Screen grab from GoogleMaps
Richmond has been quick to embrace the future which is reflected in it Smart Cities vision.
Along with other finalists in the Government of Canada's nationwide competition, city officials met with the challenge jury for the first time last week at the Future Cities Summit. Richmond presented a progress update on its proposal to create an intelligent operations hub intended to seamlessly integrate data and coordinate emergency response, while also enhancing day-to-day delivery of key services.
"(The Smart Cities Challenge) is a great opportunity to make our community more resilient and improve quality of life for all residents," said Mayor Malcolm Brodie.
Brodie said the city intends to build upon its award-winning digital strategy and use the power of technology to make Richmond a truly smart city.
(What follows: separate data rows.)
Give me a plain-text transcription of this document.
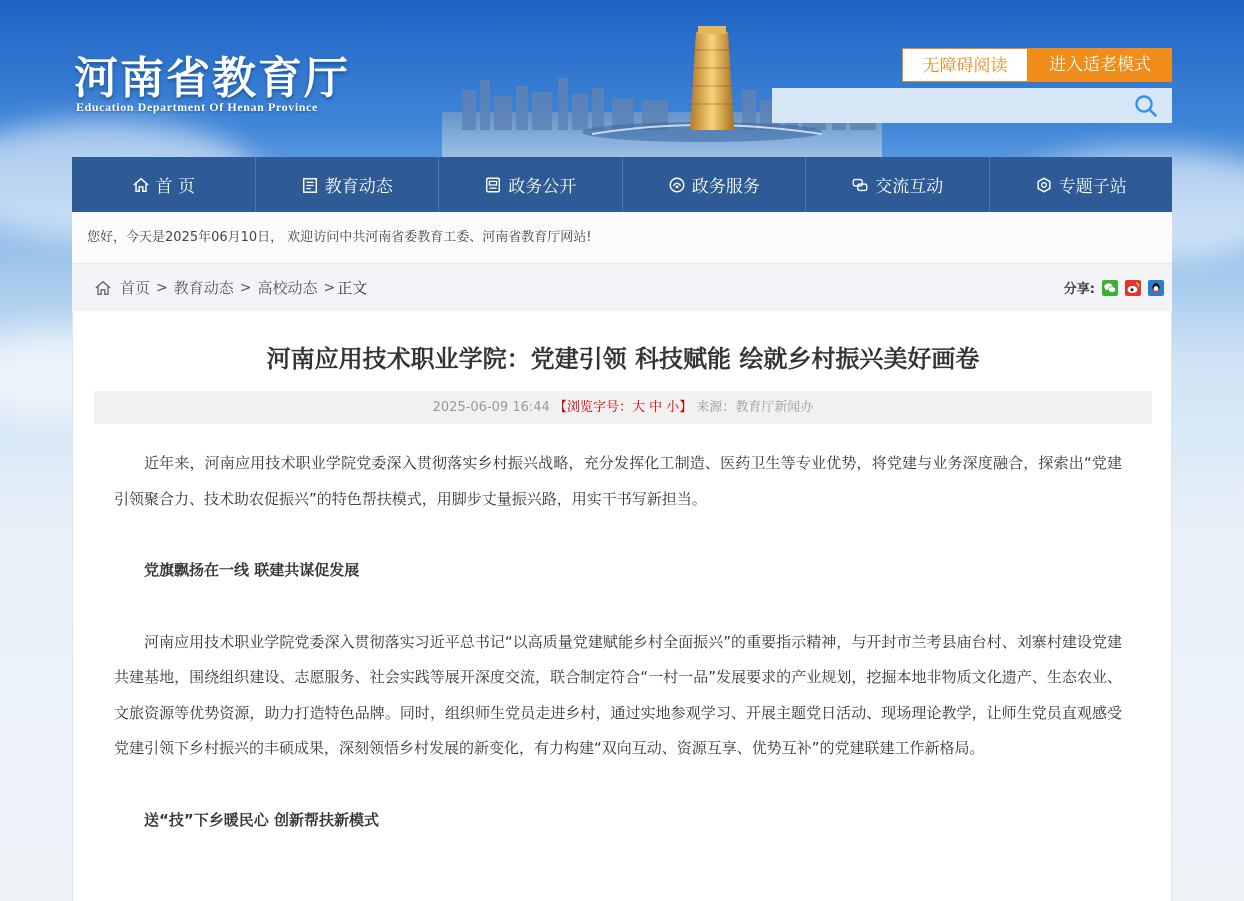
河南省教育厅
Education Department Of Henan Province
无障碍阅读	进入适老模式
首 页	教育动态	政务公开	政务服务	交流互动	专题子站
您好，今天是2025年06月10日， 欢迎访问中共河南省委教育工委、河南省教育厅网站!
首页 > 教育动态 > 高校动态 > 正文	分享:
河南应用技术职业学院：党建引领 科技赋能 绘就乡村振兴美好画卷
2025-06-09 16:44 【浏览字号：大 中 小】 来源：教育厅新闻办

近年来，河南应用技术职业学院党委深入贯彻落实乡村振兴战略，充分发挥化工制造、医药卫生等专业优势，将党建与业务深度融合，探索出“党建引领聚合力、技术助农促振兴”的特色帮扶模式，用脚步丈量振兴路，用实干书写新担当。

党旗飘扬在一线 联建共谋促发展

河南应用技术职业学院党委深入贯彻落实习近平总书记“以高质量党建赋能乡村全面振兴”的重要指示精神，与开封市兰考县庙台村、刘寨村建设党建共建基地，围绕组织建设、志愿服务、社会实践等展开深度交流，联合制定符合“一村一品”发展要求的产业规划，挖掘本地非物质文化遗产、生态农业、文旅资源等优势资源，助力打造特色品牌。同时，组织师生党员走进乡村，通过实地参观学习、开展主题党日活动、现场理论教学，让师生党员直观感受党建引领下乡村振兴的丰硕成果，深刻领悟乡村发展的新变化，有力构建“双向互动、资源互享、优势互补”的党建联建工作新格局。

送“技”下乡暖民心 创新帮扶新模式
The proposed intelligent operations hub would link existing and new data streams and asset management platforms. This would help respond to incidents as small as a traffic congestion due to a rain event to as big as a major earthquake. The initiative is intended to enhance the daily lives of citizens and improve community resilience to major events while protecting critical local and national infrastructure. It would also achieve four key outcomes:
• Protect a vulnerable island city
• Integrate community platforms
• Bridge language barriers
• Create scalable mobility systems and improve
emergency response rates and recovery times
The Smart Cities Challenge was launched in
November 2017 under the federal government's Impact Canada initiative. An
independent panel of 13 jurors assessed the proposals from 200 communities and
20 finalists were announced last June. Each finalist will receive a grant of
$250,000 to further develop their ideas into final proposals which are due in
March 2019. Four winners will be announced next spring. Richmond is a finalist
for a $10 million prize in the competition.